NASA-Wissenschaftler verfolgen saisonale Verschiebungen des Erdmassezentrums, die durch die Umverteilung von Wasser, Eis und Luft verursacht werden. Unter der Leitung von Donald Argus vom Jet Propulsion Laboratory der NASA entwickelte das Team eine neue Technik zur Berechnung dieser Bewegungen mit erhöhter Präzision, was für Satellitennavigation und Höhenmessungen entscheidend ist.
Das Erdmassezentrum ist nicht fixiert; es dreht sich um den geometrischen Mittelpunkt des Planeten um bis zu mehrere Millimeter, bedingt durch die saisonale Verschiebung des Gewichts von Wasser, Eis und Luft. Frühere Schätzungen aus den Jahren 2017 und 2023 wichen um 0,27 Zoll (7 Millimeter) ab, eine signifikante Differenz angesichts des Ausmaßes der Bewegung. Die Forschung, die in einer neuen Studie im Geophysical Journal International detailliert beschrieben wird, zielt darauf ab, diese Unsicherheit zu verringern.

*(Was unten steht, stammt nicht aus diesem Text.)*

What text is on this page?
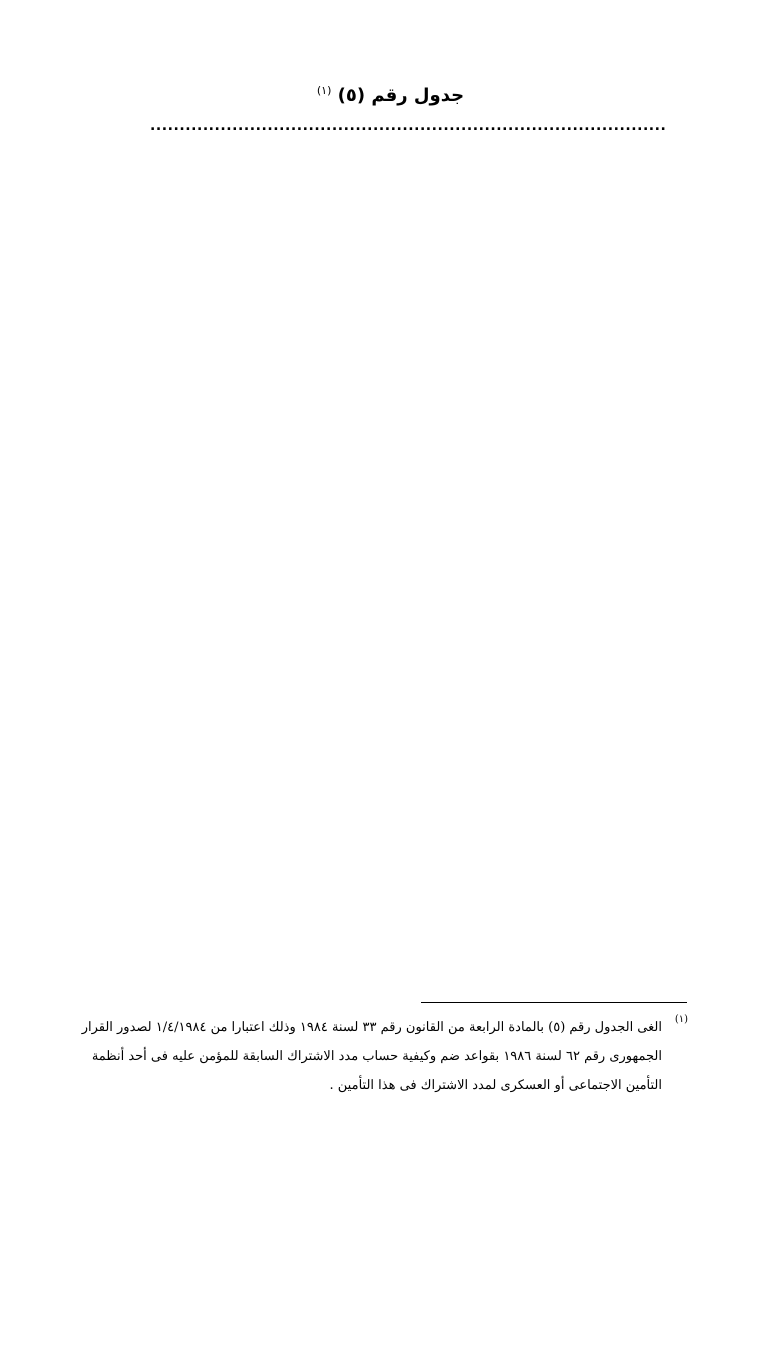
جدول رقم (٥) $^{(١)}$
........................................................................................
(١)
الغى الجدول رقم (٥) بالمادة الرابعة من القانون رقم ٣٣ لسنة ١٩٨٤ وذلك اعتبارا من ١/٤/١٩٨٤ لصدور القرار
الجمهورى رقم ٦٢ لسنة ١٩٨٦ بقواعد ضم وكيفية حساب مدد الاشتراك السابقة للمؤمن عليه فى أحد أنظمة
التأمين الاجتماعى أو العسكرى لمدد الاشتراك فى هذا التأمين .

Argus und sein Team verbesserten bestehende Methoden, indem sie hochpräzise Satellitenverfolgung mit GPS-Daten von Satelliten in niedriger Erdumlaufbahn kombinierten. Sie berücksichtigten auch, wie das Gewicht von Wasser und Eis die Erdkruste verformt und so die Position der Bodenstationen beeinflusst. Dies baut auf früheren Arbeiten auf, die Lasergeodynamik-Satelliten (LAGEOS 1 und 2) nutzten, die 1976 bzw. 1992 gestartet wurden und von über 20 Ländern mit Laserpräzision verfolgt werden.
Die neue Technik ermöglicht es Wissenschaftlern, die jährliche Bewegung des Erdmassezentrums genauer zu schätzen. Das Team umfasste Forscher der University of Nevada, der University of Montana und des Helmholtz-Zentrums für Geowissenschaften in Deutschland.